First, thank you for your comment. I fully agree about legitimacy, as mention in my comment, “I agree with the point that in order for a country to progress, effective governance is critical for development of the economy, public health systems, education, etc.” In Afghanistan, this is definitely a major problem associated with security and development. I specifically didn’t address this issue in more detail in this post because it would be better addressed in more detail, separately.

How does a government or group (i.e. “Leviathan”) obtain legitimacy? How did Hezbollah achieve legitimacy? Hezbollah achieved this goal through provision of services and physical security to displaced Palestinian and poor Lebanese in southern Beirut. The Lebanese government was fractured, inefficient, and ineffective and couldn’t (or wouldn’t) provide basic services to the aforementioned populations. Hezbollah gained legitimacy by stepping into the void. Now, in many countries of the world, they are seen as a legitimate government entity.

As I’m sure you’re intimately aware of, the Kurdish government in northern Iraq did the same thing during and post-Saddam Hussein. Muqtada al-Sadr played off his father’s religious legitimacy and gained power by providing services and physical security to a disaffected Shi’a population in 2003-2004. The Coalition Provisional Authority sat on billions of dollars for reconstruction funds that it never disbursed for support and development of infrastructure.

The US Government has also had major legitimacy issues. We supported and later abandoned the Kurds after the first Gulf War, as well as the southern Shi’a. In Afghanistan, we have secured areas in Helmand province several times, and subsequently pulled out.

In a situation where the government is non-existent, degraded, or, as in Afghanistan, corrupt and illegitimate, these issues must be addressed. However, if the US is going to be seen as the ‘legitimate’, it must develop consistency with physical security as well as service development.

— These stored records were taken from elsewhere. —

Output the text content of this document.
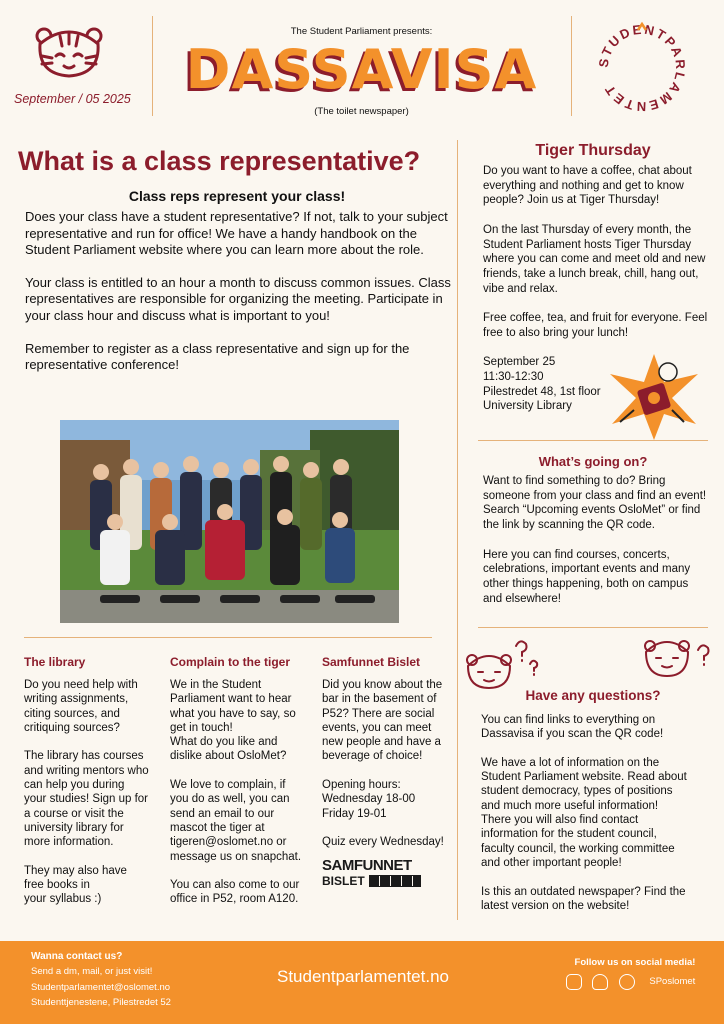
September / 05 2025
The Student Parliament presents:
DASSAVISA
(The toilet newspaper)
STUDENTPARLAMENTET
What is a class representative?
Class reps represent your class!

Does your class have a student representative? If not, talk to your subject representative and run for office! We have a handy handbook on the Student Parliament website where you can learn more about the role.

Your class is entitled to an hour a month to discuss common issues. Class representatives are responsible for organizing the meeting. Participate in your class hour and discuss what is important to you!

Remember to register as a class representative and sign up for the representative conference!

Tiger Thursday

Do you want to have a coffee, chat about everything and nothing and get to know people? Join us at Tiger Thursday!

On the last Thursday of every month, the Student Parliament hosts Tiger Thursday where you can come and meet old and new friends, take a lunch break, chill, hang out, vibe and relax.

Free coffee, tea, and fruit for everyone. Feel free to also bring your lunch!

September 25
11:30-12:30
Pilestredet 48, 1st floor
University Library
What’s going on?

Want to find something to do? Bring someone from your class and find an event! Search “Upcoming events OsloMet” or find the link by scanning the QR code.

Here you can find courses, concerts, celebrations, important events and many other things happening, both on campus and elsewhere!

Have any questions?
You can find links to everything on
Dassavisa if you scan the QR code!

We have a lot of information on the
Student Parliament website. Read about
student democracy, types of positions
and much more useful information!
There you will also find contact
information for the student council,
faculty council, the working committee
and other important people!

Is this an outdated newspaper? Find the
latest version on the website!
The library
Do you need help with
writing assignments,
citing sources, and
critiquing sources?

The library has courses
and writing mentors who
can help you during
your studies! Sign up for
a course or visit the
university library for
more information.

They may also have
free books in
your syllabus :)
Complain to the tiger
We in the Student
Parliament want to hear
what you have to say, so
get in touch!
What do you like and
dislike about OsloMet?

We love to complain, if
you do as well, you can
send an email to our
mascot the tiger at
tigeren@oslomet.no or
message us on snapchat.

You can also come to our
office in P52, room A120.
Samfunnet Bislet
Did you know about the
bar in the basement of
P52? There are social
events, you can meet
new people and have a
beverage of choice!

Opening hours:
Wednesday 18-00
Friday 19-01

Quiz every Wednesday!
SAMFUNNET
BISLET
Wanna contact us?
Send a dm, mail, or just visit!
Studentparlamentet@oslomet.no
Studenttjenestene, Pilestredet 52
Studentparlamentet.no
Follow us on social media!
SPoslomet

As services are created/supported (with a large emphasis on training, education, and market development – the topic of the upcoming Part 2), they must be handed over to the local population, local/regional governments, etc., in order to be seen as ‘legitimate’. In Afghanistan, with such massively degraded infrastructure, the initial services and training fall to outsiders…again, the key is transition to the local population. In my opinion, if the central government is corrupt and illegitimate (and still supported by the international community), the only option is to start at the local/regional level. This is being done successfully in the agriculture community with the veterinary field units – initially developed and supported by USAID (and other international organizations) and now completely managed by Afghans.